1
Mayıs
2025
Perşembe
ANASAYFA

Seçim olsa oyunu kime verirdi?

AKP’ye açılan kapatma davasının ardından Başbakan Recep Tayyip Erdoğan’a alternatif olarak gösterilen ve "yeni bir siyasi oluşumun içerisine girdiği" konuşulan Abdüllatif Şener, yeni bir siyaset tarzı oluşturmak için çabalarının devam edeceğini ancak yeni bir oluşum içinde yer almadığını belirtti.

Şener, izlenen politikalar sonucu toplumda bir kutuplaşma oluştuğunu ifade ederek, “Benim eşim başörtülü. ‘Ben daha önce çarşıda, pazarda ya da herhangi bir yerde kıyafetimden dolayı yadırgandığımı hiç hissetmiyordum ama şimdi bazı kişilerin bana çok kinli olarak baktıklarını hissediyorum diyor’ Yani bir tarafta böyle bir algılama var diğer tarafta böyle bir algılama var” dedi.

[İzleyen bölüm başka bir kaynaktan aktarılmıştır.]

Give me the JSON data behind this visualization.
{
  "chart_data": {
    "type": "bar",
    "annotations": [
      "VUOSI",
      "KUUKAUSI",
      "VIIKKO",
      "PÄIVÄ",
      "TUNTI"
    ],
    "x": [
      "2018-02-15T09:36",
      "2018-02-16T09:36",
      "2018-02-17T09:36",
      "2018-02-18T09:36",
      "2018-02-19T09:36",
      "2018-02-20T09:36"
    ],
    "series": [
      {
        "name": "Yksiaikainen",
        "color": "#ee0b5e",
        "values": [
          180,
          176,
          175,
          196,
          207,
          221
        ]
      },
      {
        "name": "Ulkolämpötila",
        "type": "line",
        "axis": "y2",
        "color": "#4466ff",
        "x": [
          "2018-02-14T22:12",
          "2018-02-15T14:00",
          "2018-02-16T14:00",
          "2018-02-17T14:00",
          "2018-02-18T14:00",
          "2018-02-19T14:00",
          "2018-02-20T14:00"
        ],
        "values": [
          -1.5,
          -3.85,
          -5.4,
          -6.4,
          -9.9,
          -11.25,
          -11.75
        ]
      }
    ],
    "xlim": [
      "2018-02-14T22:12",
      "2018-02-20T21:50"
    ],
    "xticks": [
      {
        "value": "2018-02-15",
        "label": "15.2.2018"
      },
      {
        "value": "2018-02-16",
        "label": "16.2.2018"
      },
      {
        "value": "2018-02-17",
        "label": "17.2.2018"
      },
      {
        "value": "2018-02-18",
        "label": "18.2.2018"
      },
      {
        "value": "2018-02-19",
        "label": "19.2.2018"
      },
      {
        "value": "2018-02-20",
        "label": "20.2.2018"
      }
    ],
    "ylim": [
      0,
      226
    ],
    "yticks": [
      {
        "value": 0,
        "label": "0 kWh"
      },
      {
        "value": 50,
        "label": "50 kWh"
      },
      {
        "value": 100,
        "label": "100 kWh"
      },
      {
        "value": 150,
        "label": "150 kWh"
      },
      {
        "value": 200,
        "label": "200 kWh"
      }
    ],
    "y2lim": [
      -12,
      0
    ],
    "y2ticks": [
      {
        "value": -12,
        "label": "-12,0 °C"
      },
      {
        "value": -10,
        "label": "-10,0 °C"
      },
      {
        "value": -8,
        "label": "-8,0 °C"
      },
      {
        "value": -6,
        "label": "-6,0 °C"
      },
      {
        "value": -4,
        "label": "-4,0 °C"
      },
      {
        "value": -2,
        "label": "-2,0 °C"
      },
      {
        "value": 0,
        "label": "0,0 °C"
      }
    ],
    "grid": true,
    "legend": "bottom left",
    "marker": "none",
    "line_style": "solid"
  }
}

Habertürk TV Genel Yayın Yönetmeni Erdoğan Aktaş'ın hazırlayıp sunduğu Basın Kulübü'ne konuk olan Devlet eski Bakanı Abdüllatif Şener, gazetecilerin sorularını cevapladı. Bireysel bir portre çizdiğini ve siyasette alternatif bir tarzın ortaya çıkması gerektiğini belirten Şener şöyle konuştu:

“Bireysel bir portre çiziyoruz. Siyasette alternatif bir tarzın ortaya çıkmasını düşünüyorum. Seçmenin siyaset algılamasında siyasetçilerin siyaset yapış tarzında bir değişimin ortaya çıkması gerektiğini düşünüyorum. Bu açıdan alternatifi anlatmaya çalışıyorum. Tutarlı bir şeyler söylediğimi düşünüyorum. Söylediklerim son aylara özgü değil. 22 Temmuz'dan sonrasına ait olmadığını düşünüyorum. O günden bugüne kadar siyasetin nasıl olması gerektiğiyle ilgili şeyleri ısrarlı bir biçimde tek bir çizgi halinde bugüne dek getirdiğimi düşünüyorum. Ülkenin ihtiyacı olan bir siyaset tarzından söz ettikçe herkes 'bir organizasyon içine girdiniz mi? Yanınızdakiler kim olacak?' diyorlar. Henüz bir organizasyon ortada yok. Bir kısım siyasilerle birlikte bir çalışma içinde olduğum söyleniyor. Basında geçen isimlerin hiçbiriyle görüşmüş değilim. Ama artık demek ki birileri bir şeyler bekliyor. Buna istinaden 'neredesiniz' diyorlar. Bir siyaset kültürünün yenilenmesi gerektiğini söylüyorum. Yeni siyaset tarzının oluşturulması için çaba harcıyorum. Bu çabalarım devam edecektir."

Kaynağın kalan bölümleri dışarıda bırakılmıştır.